Uma reportagem da Folha de São Paulo chamou atenção para a história de um jovem de 20 anos que já enfrentou cinco cânceres diferentes e agora trata um novo tumor. Mas quando o câncer aparece muitas vezes na mesma pessoa, o que está por trás?
O motivo é uma condição genética rara chamada síndrome de Li-Fraumeni.
O que é a síndrome de Li-Fraumeni?
É uma síndrome hereditária causada geralmente por mutações no gene TP53, responsável por proteger o DNA das células. Quando esse gene não funciona adequadamente, o risco de desenvolver múltiplos tipos de câncer ao longo da vida aumenta significativamente, muitas vezes em idade jovem.
Entre os tumores mais associados estão:
- Sarcomas
- Câncer de mama precoce
- Tumores cerebrais
- Leucemias
- Tumores adrenocorticais
- Mieloma múltiplo, mais raramente
Um caso recente no meu consultório
Recentemente tratei um paciente jovem com síndrome de Li-Fraumeni que desenvolveu mieloma múltiplo.
Nesse contexto, algumas decisões terapêuticas precisam ser cuidadosamente individualizadas. Por exemplo:
– Evitamos o uso de agentes alquilantes, que podem aumentar o risco de leucemias secundárias.
– Optamos por estratégias que minimizem a exposição a terapias potencialmente leucemogênicas.

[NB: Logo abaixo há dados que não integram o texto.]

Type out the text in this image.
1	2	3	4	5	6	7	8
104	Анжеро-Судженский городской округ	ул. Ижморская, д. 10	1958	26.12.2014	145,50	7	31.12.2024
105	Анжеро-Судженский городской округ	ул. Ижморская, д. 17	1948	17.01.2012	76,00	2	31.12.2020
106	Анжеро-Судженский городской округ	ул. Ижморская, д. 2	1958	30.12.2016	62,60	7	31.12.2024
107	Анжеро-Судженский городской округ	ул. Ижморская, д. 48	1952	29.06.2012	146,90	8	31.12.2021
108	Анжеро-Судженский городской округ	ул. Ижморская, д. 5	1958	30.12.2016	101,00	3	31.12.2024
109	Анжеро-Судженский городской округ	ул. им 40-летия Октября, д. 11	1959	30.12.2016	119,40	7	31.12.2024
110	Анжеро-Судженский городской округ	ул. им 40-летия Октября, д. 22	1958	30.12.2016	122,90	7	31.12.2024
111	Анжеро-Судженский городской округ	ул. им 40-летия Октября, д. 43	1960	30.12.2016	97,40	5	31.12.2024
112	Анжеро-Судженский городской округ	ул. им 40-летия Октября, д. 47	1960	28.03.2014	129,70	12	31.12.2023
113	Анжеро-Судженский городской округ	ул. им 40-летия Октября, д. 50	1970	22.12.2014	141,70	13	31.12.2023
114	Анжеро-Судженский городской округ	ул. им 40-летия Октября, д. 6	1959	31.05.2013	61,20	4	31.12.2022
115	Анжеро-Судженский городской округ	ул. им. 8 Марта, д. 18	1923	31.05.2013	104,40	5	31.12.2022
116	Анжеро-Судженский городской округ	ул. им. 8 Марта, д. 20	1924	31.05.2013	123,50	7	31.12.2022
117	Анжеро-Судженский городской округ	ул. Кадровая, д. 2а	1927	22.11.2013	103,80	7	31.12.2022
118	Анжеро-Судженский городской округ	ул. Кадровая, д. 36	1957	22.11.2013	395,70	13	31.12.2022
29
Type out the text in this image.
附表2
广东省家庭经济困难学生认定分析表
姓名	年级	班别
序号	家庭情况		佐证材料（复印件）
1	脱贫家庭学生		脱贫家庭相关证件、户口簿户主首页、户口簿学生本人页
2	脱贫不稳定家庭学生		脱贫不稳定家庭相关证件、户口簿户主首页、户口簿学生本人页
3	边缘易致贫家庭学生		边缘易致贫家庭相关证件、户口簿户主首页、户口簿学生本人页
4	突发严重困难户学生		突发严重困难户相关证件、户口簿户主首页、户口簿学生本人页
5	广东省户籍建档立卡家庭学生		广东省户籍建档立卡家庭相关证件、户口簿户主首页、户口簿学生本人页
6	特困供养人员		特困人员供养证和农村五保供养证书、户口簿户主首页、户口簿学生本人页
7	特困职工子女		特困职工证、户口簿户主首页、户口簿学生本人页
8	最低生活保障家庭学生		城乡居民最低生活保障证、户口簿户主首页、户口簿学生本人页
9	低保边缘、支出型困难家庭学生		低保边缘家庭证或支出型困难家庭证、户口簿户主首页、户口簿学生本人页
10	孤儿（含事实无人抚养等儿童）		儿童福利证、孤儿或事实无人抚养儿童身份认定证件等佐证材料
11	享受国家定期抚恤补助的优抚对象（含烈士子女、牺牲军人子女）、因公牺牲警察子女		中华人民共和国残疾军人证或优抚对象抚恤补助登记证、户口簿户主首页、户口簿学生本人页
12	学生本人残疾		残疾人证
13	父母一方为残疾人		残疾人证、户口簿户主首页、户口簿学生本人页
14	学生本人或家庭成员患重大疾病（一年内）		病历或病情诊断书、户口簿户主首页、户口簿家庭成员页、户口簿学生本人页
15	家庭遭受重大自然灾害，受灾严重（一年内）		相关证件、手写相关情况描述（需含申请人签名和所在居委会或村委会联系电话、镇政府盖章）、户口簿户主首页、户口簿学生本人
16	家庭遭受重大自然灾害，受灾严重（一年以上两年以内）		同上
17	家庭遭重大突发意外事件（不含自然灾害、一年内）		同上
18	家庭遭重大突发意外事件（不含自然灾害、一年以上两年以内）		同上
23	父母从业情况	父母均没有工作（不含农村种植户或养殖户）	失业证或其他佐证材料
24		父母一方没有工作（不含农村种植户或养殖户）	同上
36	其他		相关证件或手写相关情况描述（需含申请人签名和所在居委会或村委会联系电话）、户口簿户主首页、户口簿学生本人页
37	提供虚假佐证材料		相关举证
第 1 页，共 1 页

– E, apesar da idade jovem, não indicamos transplante de medula óssea, considerando o risco genético individual.
Esse tipo de decisão ilustra como a genética pode mudar completamente a estratégia de tratamento.
Uma mensagem importante para os pacientes: se há na família vários casos de câncer, tumores em idade jovem ou múltiplos cânceres na mesma pessoa, vale discutir com o médico a possibilidade de avaliação genética.
Hoje sabemos que identificar síndromes hereditárias permite um diagnóstico mais precoce, vigilância adequada e tratamentos mais personalizados.
Muitas vezes, é possível salvar vidas na família inteira. A história mostrada na reportagem é um exemplo poderoso de resiliência, mas também de como a medicina de precisão e a genética são cada vez mais importantes no cuidado do câncer.